The CBS personality made his comments in an interview for what is known in journalism as a puff piece written by Cynthia Littleton for Variety magazine that was posted online this week titled, “How Stephen Colbert Survived the Pandemic, Trump and the Loss of Laughter.”
Littleton notes in a section dedicated to Colbert’s response to Trump and his policies that the late-night host — who had the soon-to-be 45th president on his show to discuss policies in September 2015 — felt as though Trump gaslit the country in order to advance his agenda, a tactic that conservatives similarly accuse leftists of using.
“The firehose of misinformation or disinformation and the attempts to make all of us feel crazy by thinking that this was crazy gave us a very interesting place to stand,” Colbert told Littleton.
“We finally came to the realization that we knew exactly where we wanted to stand — on dry land. Because the rising tide of the administration’s mendacity made it very clear that the only thing left for us to do was to say, ‘No, no, no. That’s not true. No, we’re not crazy. They’re crazy for saying that,'” he added.
Littleton wrote that Colbert would take “a few long pauses” when discussing Trump and that it was the “only time his face hardens into a grimace.”
“Like everybody else in America we were being so swamped by all the strangeness and the weirdness — it’s almost like a spell was being cast over people,” Colbert said. “It felt personally offensive and personally assaultive to me. It was a common feeling in the [‘Late Show’] building, and we trusted that it was a common feeling out there in the world. And we backed the right horse.”
Littleton went on to say that “notable aspects of Colbert’s strength” in the late-night genre “comes as the nation is bitterly divided along partisan and cultural lines,” going on to suggest that the host will continue to use his “pulpit” to push leftism.
“One of the notable aspects of Colbert’s strength in late night is that it comes as the nation is bitterly divided along partisan and cultural lines. The host has only started to understand what it meant to have his own late-night pulpit at the time,” she wrote.
“They played a very complex game of psychology on the American people that damn near worked,” Colbert said. “Every so often it would come up in the writers’ room.
“We would need to metaphorically pull the car over and everybody get out to go throw up in a ditch and get our breath back and realize how insane today was,” he added. “Because you’d become inured to it.
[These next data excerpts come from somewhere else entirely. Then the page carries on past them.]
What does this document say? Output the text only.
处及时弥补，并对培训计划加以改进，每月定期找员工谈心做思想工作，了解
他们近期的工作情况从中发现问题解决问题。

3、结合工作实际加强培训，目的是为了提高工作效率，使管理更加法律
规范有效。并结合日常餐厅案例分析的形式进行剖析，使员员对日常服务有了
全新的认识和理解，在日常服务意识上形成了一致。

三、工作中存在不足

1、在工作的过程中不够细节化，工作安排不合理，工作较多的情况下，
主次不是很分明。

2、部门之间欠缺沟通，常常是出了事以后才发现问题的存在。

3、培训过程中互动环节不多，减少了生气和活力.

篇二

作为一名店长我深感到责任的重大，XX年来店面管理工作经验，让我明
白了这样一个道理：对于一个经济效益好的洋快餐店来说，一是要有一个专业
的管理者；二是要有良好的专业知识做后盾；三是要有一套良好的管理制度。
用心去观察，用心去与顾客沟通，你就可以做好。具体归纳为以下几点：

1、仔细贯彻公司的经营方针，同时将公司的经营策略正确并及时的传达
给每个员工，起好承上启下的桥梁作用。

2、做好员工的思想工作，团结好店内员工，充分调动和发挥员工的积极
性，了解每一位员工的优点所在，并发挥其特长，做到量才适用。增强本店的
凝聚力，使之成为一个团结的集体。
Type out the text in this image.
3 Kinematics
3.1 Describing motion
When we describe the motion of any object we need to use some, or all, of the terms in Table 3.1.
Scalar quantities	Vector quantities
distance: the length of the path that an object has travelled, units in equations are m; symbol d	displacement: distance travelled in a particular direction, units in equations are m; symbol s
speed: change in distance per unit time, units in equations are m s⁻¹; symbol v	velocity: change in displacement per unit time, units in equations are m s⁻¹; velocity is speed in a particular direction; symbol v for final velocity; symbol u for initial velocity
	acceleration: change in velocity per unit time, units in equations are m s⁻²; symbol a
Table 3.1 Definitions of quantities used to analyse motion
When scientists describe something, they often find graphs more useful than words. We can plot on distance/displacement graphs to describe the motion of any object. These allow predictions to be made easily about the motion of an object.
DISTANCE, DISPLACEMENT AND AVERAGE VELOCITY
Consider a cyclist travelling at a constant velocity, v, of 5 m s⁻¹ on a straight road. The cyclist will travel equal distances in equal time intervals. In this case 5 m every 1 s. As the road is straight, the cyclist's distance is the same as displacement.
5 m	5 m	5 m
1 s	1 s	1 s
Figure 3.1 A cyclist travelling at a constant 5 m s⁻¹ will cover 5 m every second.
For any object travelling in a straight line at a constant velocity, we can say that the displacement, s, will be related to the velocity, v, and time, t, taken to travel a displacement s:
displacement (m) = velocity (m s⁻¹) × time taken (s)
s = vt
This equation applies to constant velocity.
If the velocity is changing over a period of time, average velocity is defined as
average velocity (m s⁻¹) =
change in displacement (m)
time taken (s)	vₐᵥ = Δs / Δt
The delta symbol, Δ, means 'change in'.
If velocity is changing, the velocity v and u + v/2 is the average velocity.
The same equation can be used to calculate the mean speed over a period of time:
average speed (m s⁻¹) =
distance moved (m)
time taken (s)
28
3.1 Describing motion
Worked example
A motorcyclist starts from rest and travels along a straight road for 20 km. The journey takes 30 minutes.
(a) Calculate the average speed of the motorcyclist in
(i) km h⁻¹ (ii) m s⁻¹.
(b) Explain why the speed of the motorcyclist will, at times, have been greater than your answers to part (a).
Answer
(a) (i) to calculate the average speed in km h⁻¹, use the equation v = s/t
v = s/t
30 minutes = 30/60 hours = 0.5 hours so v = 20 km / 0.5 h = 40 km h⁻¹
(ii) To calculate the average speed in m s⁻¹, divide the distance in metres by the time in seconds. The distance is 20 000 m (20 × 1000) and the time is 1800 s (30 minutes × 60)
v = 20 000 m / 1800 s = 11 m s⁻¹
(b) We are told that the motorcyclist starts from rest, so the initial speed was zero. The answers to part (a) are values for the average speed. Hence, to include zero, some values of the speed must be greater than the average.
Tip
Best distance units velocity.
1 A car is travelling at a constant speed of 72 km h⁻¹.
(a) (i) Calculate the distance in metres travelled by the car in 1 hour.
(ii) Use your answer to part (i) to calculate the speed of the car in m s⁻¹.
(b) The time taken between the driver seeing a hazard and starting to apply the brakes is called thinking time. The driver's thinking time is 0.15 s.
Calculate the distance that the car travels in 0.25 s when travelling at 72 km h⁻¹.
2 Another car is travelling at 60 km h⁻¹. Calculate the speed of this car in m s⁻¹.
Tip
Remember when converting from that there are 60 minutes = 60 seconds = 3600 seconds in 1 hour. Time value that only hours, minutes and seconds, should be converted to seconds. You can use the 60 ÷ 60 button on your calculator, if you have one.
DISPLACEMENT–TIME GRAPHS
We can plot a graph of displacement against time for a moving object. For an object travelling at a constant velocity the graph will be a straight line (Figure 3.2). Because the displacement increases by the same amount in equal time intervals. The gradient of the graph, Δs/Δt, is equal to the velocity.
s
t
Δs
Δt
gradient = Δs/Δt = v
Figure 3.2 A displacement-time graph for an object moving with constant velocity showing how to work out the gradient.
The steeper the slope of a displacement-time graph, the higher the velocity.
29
And part of the job was to not develop a callus? That was a big part of it.”
Colbert’s show tops the late-night scene with about 1.9 million viewers on average, but he is getting stiff competition from a newbie to the genre: Greg Gutfeld.
His Fox News offering “Gutfeld!” has been averaging about 1.5 million viewers and was second to Colbert May 13 with 1.8 million viewers and averaging more per night than “The Tonight Show” hosted by Jimmy Fallon.